Dia adalah orang pertama yang melabeli pemerintah sebagai “diktator”, menolak semua upaya negosiasi dengan Chavismo.
Dia juga membela penggunaan kekuatan untuk menggulingkan Maduro dan menentang partai-partai oposisi utama, menuduh mereka sebagai “kolaborator”.
Hal ini, ditambah dengan kegigihannya untuk tetap tinggal di negara itu meskipun ada ancaman penangkapan—dan mungkin memanfaatkan koneksi keluarganya di industri logam—membuatnya dijuluki “Wanita Besi”.
Seiring memudarnya kepimpinan Capriles, López, dan Juan Guaidó, dia muncul sebagai pilihan jelas—generasi terakhir—untuk menghadapi Maduro.

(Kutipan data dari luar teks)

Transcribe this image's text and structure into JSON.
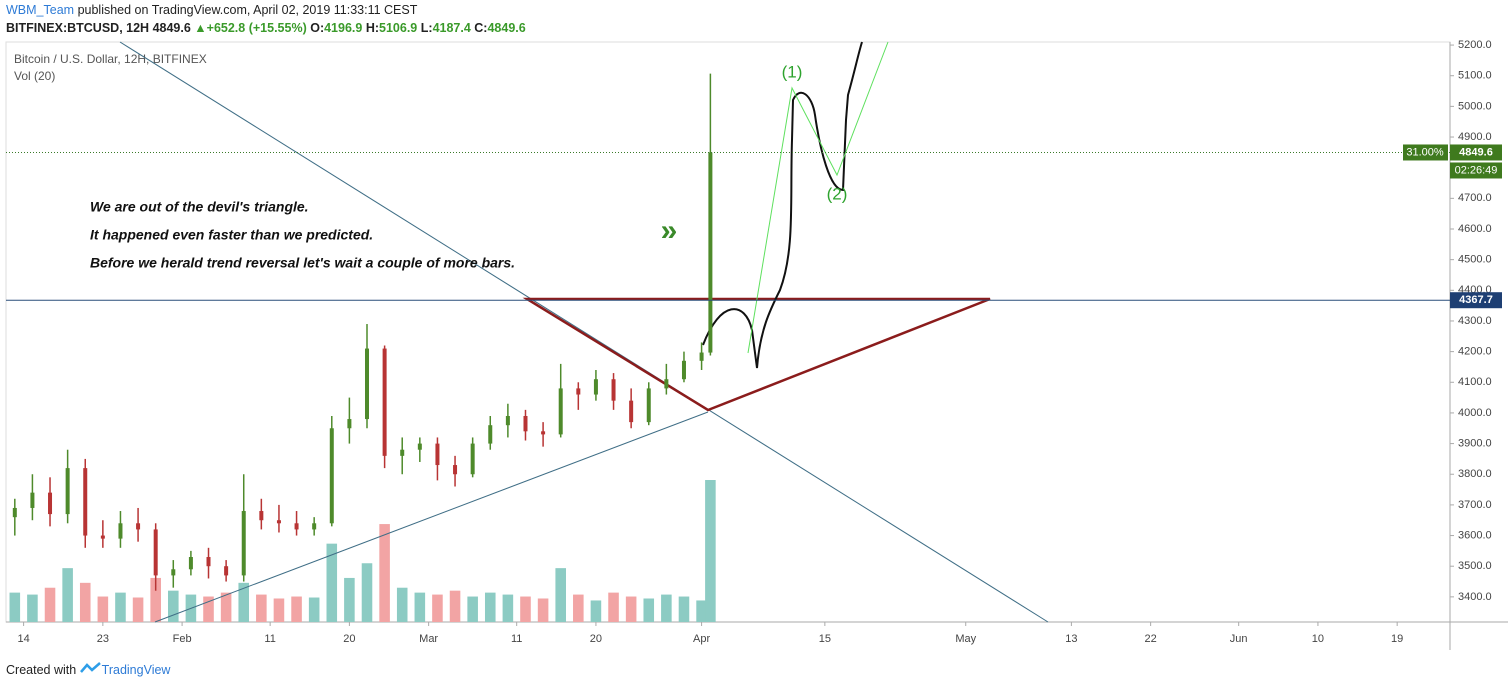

Koneksi baru dengan masyarakat
Di kalangan akademis, sering dikatakan bahwa rakyat Venezuela memiliki budaya politik caudillista (orang kuat).
Dimulai dengan Simón Bolívar, abad ke-19 dan ke-20 dipenuhi oleh para pemimpin yang paternalistis.

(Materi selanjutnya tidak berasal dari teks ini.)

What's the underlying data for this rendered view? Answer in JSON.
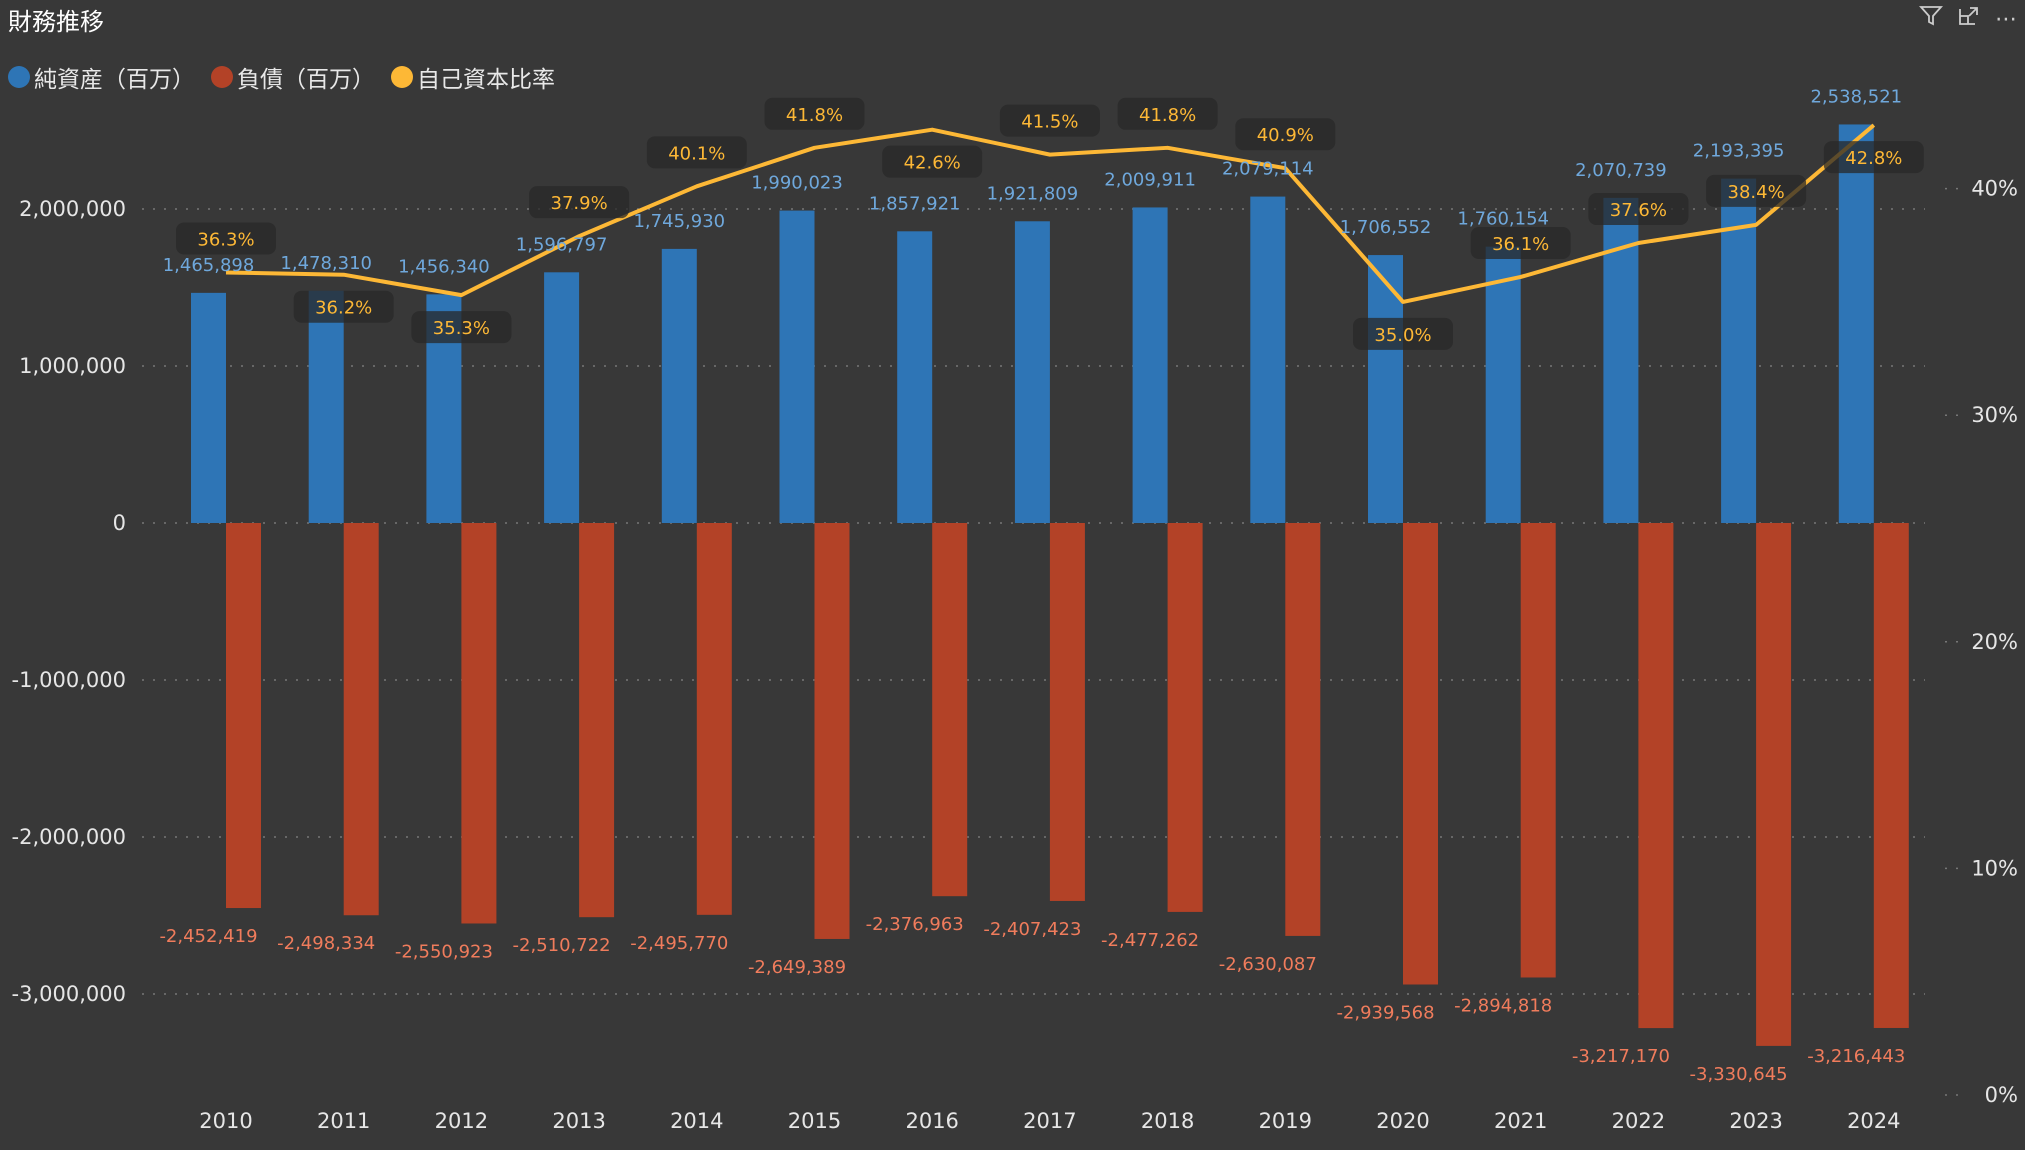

Meskipun budaya ini sudah ada sebelum masa ini, banyak yang menelusuri akar budaya politik ini pada penemuan dan kemudian nasionalisasi minyak bumi—sumber daya yang menumbuhkan gagasan tentang “negara ajaib” yang menghidupi setiap rakyat Venezuela.
Hugo Chávez, dengan caranya sendiri dan untuk alasan-alasan tertentu, adalah eksponen terakhir dari budaya ini.
Machado, yang berasal dari posisi ideologi yang berbeda dan adalah seorang perempuan, mengusulkan suatu cara baru untuk terhubung dengan masyarakat dalam kultur politik yang sama.
Ini terbukti dalam demonstrasi besar-besaran yang ia gelar selama proses pemilihan umum 2024: orang-orang—pria, perempuan, dan anak-anak dari semua lapisan sosial—berteriak kepadanya, memeluknya, mencium wajah dan tangannya.
Mereka memanggilnya “cintaku”, “ratuku”, “jaga dirimu, gadisku”. Mereka memandangnya sebagai seorang putri, seorang ibu, dan seorang nenek. Mereka berdoa kepada Tuhan untuknya.
Mereka mengagumi dan menghormatinya karena “arrecha” (ganas), “berani, dan konsisten”.
Sumber gambar, Getty Images
Pada 13 Januari 2012, Presiden Hugo Chávez memberikan pidato kenegaraannya sebelum Majelis Nasional.
Di tengah serangkaian pertanyaan dari perwakilan terpilih, suara lantang seorang wakil oposisi berusia 44 tahun terdengar.
“Bagaimana Anda bisa bicara tentang menghormati sektor swasta jika Anda sendiri telah mengabdikan diri untuk merampas, yang adalah pencurian?” tanya María Corina Machado.
Chávez menjawab, setelah hening lama dan di tengah teriakan dari bangku partai yang berkuasa: “Saya sarankan Anda memenangkan pemilihan pendahuluan, karena Anda tidak berada di liga yang tepat untuk berdebat dengan saya.”
Setelah jeda lagi, ia menambahkan: “Elang tidak memburu lalat.”
Dua belas tahun kemudian, Machado memenangkan pemilihan pendahuluan dengan 95% suara dan pemilihan presiden—bersama González Urrutia—dengan 70% suara, menurut catatan resmi.
Dan ia dianugerahi Nobel Perdamaian atas “pengabdiannya selama bertahun-tahun untuk memperjuangkan kebebasan rakyat Venezuela.”
Lalat itu kemudian menjadi elang: dialah yang kini bersemayam di hati mayoritas rakyat Venezuela.